Depuis son exil, l’ancien président Alpha Condé a profité du 67e anniversaire de l’indépendance pour critiquer sévèrement le régime en place. Il dénonce une dérive autoritaire, l’isolement diplomatique et l’aggravation de la pauvreté.

Dans son message à la Nation, l’ancien président guinéen a tiré un constat amer de la situation actuelle du pays. Selon lui, la Guinée traverse « une période dramatique » depuis le coup d’État du 5 septembre 2021.

Alpha Condé accuse la junte d’avoir enterré la démocratie et confisqué les institutions. Il dénonce des violations des droits humains : « arrestations, détentions arbitraires, enlèvements brutaux et disparitions forcées », liste-t-il, avant de pointer du doigt une justice « aux ordres ».

L’ancien chef de l’État affirme également que la corruption a explosé sous l’actuel régime et que le pays vit désormais « dans la désolation et la peur ». À ses yeux, aucun projet majeur n’a vu le jour depuis son départ du pouvoir : « Les grands chantiers que nous avions lancés ont été désorientés et désarticulés pour servir à des intérêts mafieux. »

Sur le plan international, il estime que la Guinée est « isolée diplomatiquement, privée d’opportunités et de crédibilité ».

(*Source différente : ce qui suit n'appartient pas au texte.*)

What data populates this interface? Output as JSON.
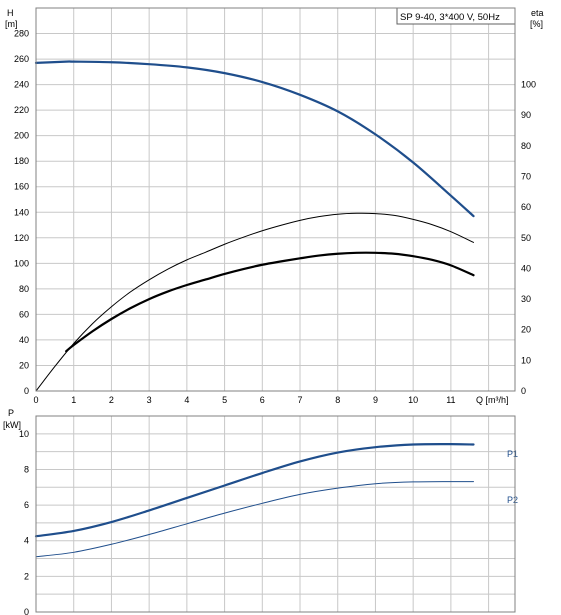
{
  "chart_data": [
    {
      "type": "line",
      "title": "SP 9-40, 3*400 V, 50Hz",
      "xlabel": "Q [m³/h]",
      "xlim": [
        0,
        12.7
      ],
      "xticks": [
        0,
        1,
        2,
        3,
        4,
        5,
        6,
        7,
        8,
        9,
        10,
        11
      ],
      "y_left": {
        "label_line1": "H",
        "label_line2": "[m]",
        "ylim": [
          0,
          300
        ],
        "ticks": [
          0,
          20,
          40,
          60,
          80,
          100,
          120,
          140,
          160,
          180,
          200,
          220,
          240,
          260,
          280
        ]
      },
      "y_right": {
        "label_line1": "eta",
        "label_line2": "[%]",
        "ylim": [
          0,
          125
        ],
        "ticks": [
          0,
          10,
          20,
          30,
          40,
          50,
          60,
          70,
          80,
          90,
          100
        ]
      },
      "grid": true,
      "colors": {
        "head": "#1f4e8c",
        "eta_thin": "#000000",
        "eta_thick": "#000000",
        "grid": "#c8c8c8"
      },
      "series": [
        {
          "axis": "left",
          "style": "head",
          "x": [
            0,
            0.8,
            1,
            2,
            3,
            4,
            5,
            6,
            7,
            8,
            9,
            10,
            11,
            11.6
          ],
          "y": [
            257,
            258,
            258,
            257.5,
            256,
            253.5,
            249,
            242,
            232,
            219,
            201,
            179,
            153,
            137
          ]
        },
        {
          "axis": "right",
          "style": "eta_thin",
          "x": [
            0,
            0.5,
            1,
            1.5,
            2,
            2.5,
            3,
            3.5,
            4,
            4.5,
            5,
            5.5,
            6,
            6.5,
            7,
            7.5,
            8,
            8.5,
            9,
            9.5,
            10,
            10.5,
            11,
            11.6
          ],
          "y": [
            0,
            8,
            15.5,
            22,
            27.5,
            32.3,
            36.3,
            39.8,
            42.8,
            45.3,
            47.9,
            50.2,
            52.3,
            54.1,
            55.7,
            56.9,
            57.7,
            58,
            57.9,
            57.3,
            56,
            54.3,
            52,
            48.5
          ]
        },
        {
          "axis": "right",
          "style": "eta_thick",
          "x": [
            0.8,
            1,
            1.5,
            2,
            2.5,
            3,
            3.5,
            4,
            4.5,
            5,
            5.5,
            6,
            6.5,
            7,
            7.5,
            8,
            8.5,
            9,
            9.5,
            10,
            10.5,
            11,
            11.6
          ],
          "y": [
            13,
            15,
            19.5,
            23.5,
            27,
            30,
            32.5,
            34.6,
            36.4,
            38.2,
            39.8,
            41.2,
            42.3,
            43.3,
            44.2,
            44.8,
            45.1,
            45.1,
            44.8,
            44,
            42.8,
            41,
            37.8
          ]
        }
      ]
    },
    {
      "type": "line",
      "ylabel_line1": "P",
      "ylabel_line2": "[kW]",
      "xlim": [
        0,
        12.7
      ],
      "ylim": [
        0,
        11
      ],
      "yticks": [
        0,
        2,
        4,
        6,
        8,
        10
      ],
      "grid": true,
      "colors": {
        "P1": "#1f4e8c",
        "P2": "#1f4e8c"
      },
      "series": [
        {
          "name": "P1",
          "style": "thick",
          "x": [
            0,
            1,
            2,
            3,
            4,
            5,
            6,
            7,
            8,
            9,
            10,
            11,
            11.6
          ],
          "y": [
            4.25,
            4.55,
            5.05,
            5.7,
            6.4,
            7.1,
            7.8,
            8.45,
            8.95,
            9.25,
            9.4,
            9.42,
            9.4
          ]
        },
        {
          "name": "P2",
          "style": "thin",
          "x": [
            0,
            1,
            2,
            3,
            4,
            5,
            6,
            7,
            8,
            9,
            10,
            11,
            11.6
          ],
          "y": [
            3.1,
            3.35,
            3.8,
            4.35,
            4.95,
            5.55,
            6.1,
            6.6,
            6.95,
            7.2,
            7.3,
            7.32,
            7.32
          ]
        }
      ]
    }
  ]
}
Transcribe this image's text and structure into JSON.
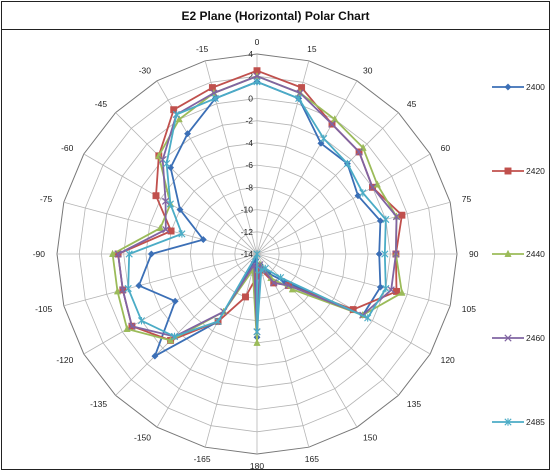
{
  "chart_data": {
    "type": "polar-line",
    "title": "E2 Plane (Horizontal) Polar Chart",
    "angles": [
      0,
      15,
      30,
      45,
      60,
      75,
      90,
      105,
      120,
      135,
      150,
      165,
      180,
      -165,
      -150,
      -135,
      -120,
      -105,
      -90,
      -75,
      -60,
      -45,
      -30,
      -15
    ],
    "angle_labels": [
      "0",
      "15",
      "30",
      "45",
      "60",
      "75",
      "90",
      "105",
      "120",
      "135",
      "150",
      "165",
      "180",
      "-165",
      "-150",
      "-135",
      "-120",
      "-105",
      "-90",
      "-75",
      "-60",
      "-45",
      "-30",
      "-15"
    ],
    "r_ticks": [
      4,
      2,
      0,
      -2,
      -4,
      -6,
      -8,
      -10,
      -12,
      -14
    ],
    "rlim": [
      -14,
      4
    ],
    "grid": true,
    "legend_position": "right",
    "series": [
      {
        "name": "2400",
        "color": "#3b6fb6",
        "marker": "diamond",
        "values": [
          1.5,
          0.5,
          -2.5,
          -2.5,
          -3.5,
          -2.5,
          -3.0,
          -2.5,
          -3.0,
          -10.5,
          -12.0,
          -13.0,
          -6.5,
          -13.5,
          -7.0,
          -1.0,
          -5.5,
          -3.0,
          -4.5,
          -9.0,
          -6.0,
          -3.0,
          -1.5,
          0.5
        ]
      },
      {
        "name": "2420",
        "color": "#c0504d",
        "marker": "square",
        "values": [
          2.5,
          1.5,
          -0.5,
          -1.0,
          -2.0,
          -0.5,
          -1.5,
          -1.0,
          -4.0,
          -10.0,
          -11.0,
          -12.5,
          -12.0,
          -10.0,
          -7.0,
          -3.0,
          -1.0,
          -1.5,
          -1.5,
          -6.0,
          -3.5,
          -1.5,
          1.0,
          1.5
        ]
      },
      {
        "name": "2440",
        "color": "#9bbb59",
        "marker": "triangle",
        "values": [
          2.0,
          1.0,
          0.0,
          -0.5,
          -1.5,
          -1.0,
          -1.5,
          -0.5,
          -3.0,
          -9.5,
          -11.5,
          -13.0,
          -6.0,
          -12.5,
          -8.0,
          -3.0,
          -0.5,
          -1.0,
          -1.0,
          -5.0,
          -5.0,
          -1.5,
          0.0,
          1.0
        ]
      },
      {
        "name": "2460",
        "color": "#8064a2",
        "marker": "x",
        "values": [
          2.0,
          1.0,
          -0.5,
          -1.0,
          -2.0,
          -1.0,
          -1.5,
          -1.5,
          -3.0,
          -10.0,
          -11.0,
          -13.0,
          -7.0,
          -13.0,
          -8.0,
          -3.5,
          -1.0,
          -1.5,
          -1.5,
          -5.5,
          -4.5,
          -2.0,
          0.5,
          1.0
        ]
      },
      {
        "name": "2485",
        "color": "#4bacc6",
        "marker": "star",
        "values": [
          1.5,
          0.5,
          -2.0,
          -2.5,
          -3.0,
          -2.0,
          -2.5,
          -2.0,
          -2.5,
          -11.0,
          -12.5,
          -12.5,
          -7.0,
          -14.0,
          -7.0,
          -3.5,
          -2.0,
          -2.0,
          -2.5,
          -7.0,
          -5.0,
          -2.5,
          0.5,
          0.5
        ]
      }
    ]
  }
}
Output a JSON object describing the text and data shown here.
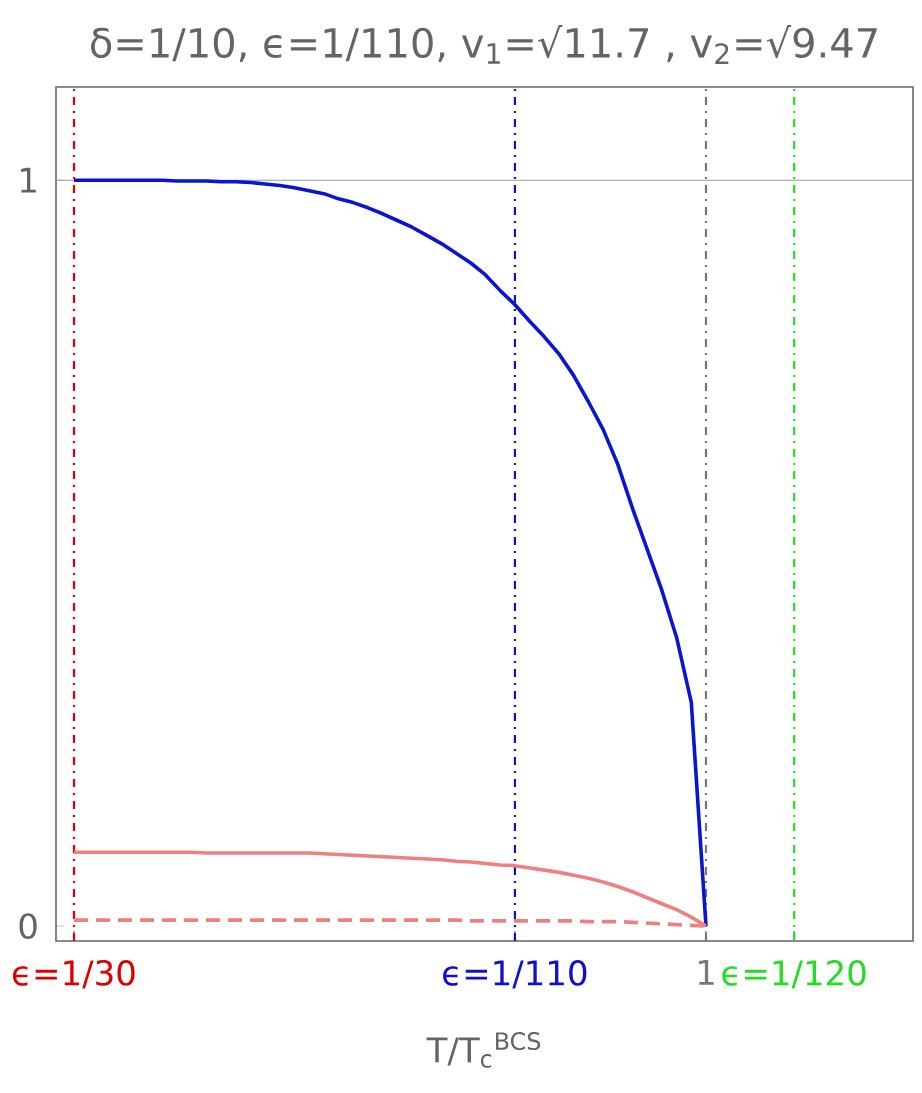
{
  "chart_data": {
    "type": "line",
    "title": "δ=1/10, ϵ=1/110, v$_{1}$=√11.7 , v$_{2}$=√9.47",
    "xlabel": "T/T$_{c}$$^{BCS}$",
    "categories": [
      "ϵ=1/30",
      null,
      null,
      null,
      null,
      null,
      null,
      null,
      null,
      null,
      null,
      null,
      null,
      null,
      null,
      null,
      null,
      null,
      null,
      null,
      null,
      null,
      null,
      null,
      null,
      null,
      null,
      null,
      null,
      null,
      "ϵ=1/110",
      null,
      null,
      null,
      null,
      null,
      null,
      null,
      null,
      null,
      null,
      null,
      null,
      "1",
      null,
      null,
      null,
      null,
      null,
      "ϵ=1/120"
    ],
    "ylim": [
      -0.02,
      1.125
    ],
    "yticks": [
      {
        "value": 0,
        "label": "0"
      },
      {
        "value": 1,
        "label": "1"
      }
    ],
    "series": [
      {
        "color": "#0a14d2",
        "line_style": "solid",
        "values": [
          1,
          1,
          1,
          1,
          1,
          1,
          1,
          0.999,
          0.999,
          0.999,
          0.998,
          0.998,
          0.997,
          0.995,
          0.993,
          0.99,
          0.986,
          0.982,
          0.975,
          0.97,
          0.963,
          0.955,
          0.946,
          0.937,
          0.926,
          0.915,
          0.902,
          0.889,
          0.873,
          0.852,
          0.833,
          0.811,
          0.79,
          0.767,
          0.738,
          0.703,
          0.666,
          0.619,
          0.56,
          0.505,
          0.45,
          0.387,
          0.3,
          0,
          null,
          null,
          null,
          null,
          null,
          null
        ]
      },
      {
        "color": "#f08080",
        "line_style": "solid",
        "values": [
          0.099,
          0.099,
          0.099,
          0.099,
          0.099,
          0.099,
          0.099,
          0.099,
          0.099,
          0.098,
          0.098,
          0.098,
          0.098,
          0.098,
          0.098,
          0.098,
          0.098,
          0.097,
          0.096,
          0.095,
          0.094,
          0.093,
          0.092,
          0.091,
          0.09,
          0.089,
          0.087,
          0.086,
          0.084,
          0.082,
          0.081,
          0.078,
          0.075,
          0.072,
          0.068,
          0.064,
          0.059,
          0.053,
          0.046,
          0.038,
          0.03,
          0.022,
          0.012,
          0,
          null,
          null,
          null,
          null,
          null,
          null
        ]
      },
      {
        "color": "#f08080",
        "line_style": "dashed",
        "values": [
          0.008,
          0.008,
          0.008,
          0.008,
          0.008,
          0.008,
          0.008,
          0.008,
          0.008,
          0.008,
          0.008,
          0.008,
          0.008,
          0.008,
          0.008,
          0.008,
          0.008,
          0.008,
          0.008,
          0.008,
          0.008,
          0.008,
          0.008,
          0.008,
          0.008,
          0.008,
          0.008,
          0.007,
          0.007,
          0.007,
          0.007,
          0.007,
          0.007,
          0.007,
          0.007,
          0.006,
          0.006,
          0.006,
          0.005,
          0.004,
          0.003,
          0.002,
          0.001,
          0,
          null,
          null,
          null,
          null,
          null,
          null
        ]
      }
    ],
    "ref_lines": [
      {
        "axis": "y",
        "value": 1,
        "color": "#999999",
        "line_style": "solid"
      },
      {
        "axis": "x",
        "value": "ϵ=1/30",
        "color": "#dd0000",
        "line_style": "dashdot"
      },
      {
        "axis": "x",
        "value": "ϵ=1/110",
        "color": "#1010cc",
        "line_style": "dashdot"
      },
      {
        "axis": "x",
        "value": "1",
        "color": "#777777",
        "line_style": "dashdot"
      },
      {
        "axis": "x",
        "value": "ϵ=1/120",
        "color": "#22dd22",
        "line_style": "dashdot"
      }
    ]
  }
}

Mais au-delà de ce réquisitoire, Alpha Condé appelle à l’unité et au sursaut populaire : « La Guinée n’appartient à personne. La Guinée appartient à son peuple », insiste-t-il, appelant à dépasser les divisions ethniques et partisanes pour restaurer la légitimité constitutionnelle.

Il conclut par une promesse de lutte : « Si Dieu le veut, avec la mobilisation de tous, nous allons libérer notre pays des mains de ce groupe de criminels. »

Dans son message adressé à la Nation il a conclu par ces mots : « Pr Alpha Condé, Président de la République. » Une signature qui ne laisse aucune place à l’ambiguïté.

Tout au long de son discours, le fondateur du RPG Arc-en-ciel s’est exprimé comme s’il incarnait encore l’autorité suprême de l’État. « La Guinée n’appartient à personne. La Guinée appartient à son peuple. Ce peuple a le droit inaliénable de choisir ses dirigeants », a-t-il martelé, appelant à la restauration d’un ordre constitutionnel civil.

Pour ses partisans, cette posture reflète une conviction : Alpha Condé demeure le président légitimement élu avant que son mandat ne soit interrompu par la prise de pouvoir militaire. Dans son récit, il insiste d’ailleurs sur les projets qu’il a laissés en chantier et accuse la junte d’avoir « désarticulé » ces réalisations pour servir « des intérêts mafieux ».

Ce refus de se présenter comme un ancien président s’accompagne d’un appel à la mobilisation. « Avec la mobilisation de tous, nous allons libérer notre pays des mains de ce groupe de criminels pour redonner au peuple toute sa dignité, sa liberté et sa pleine souveraineté », a-t-il lancé, dans un ton à la fois combatif et solennel.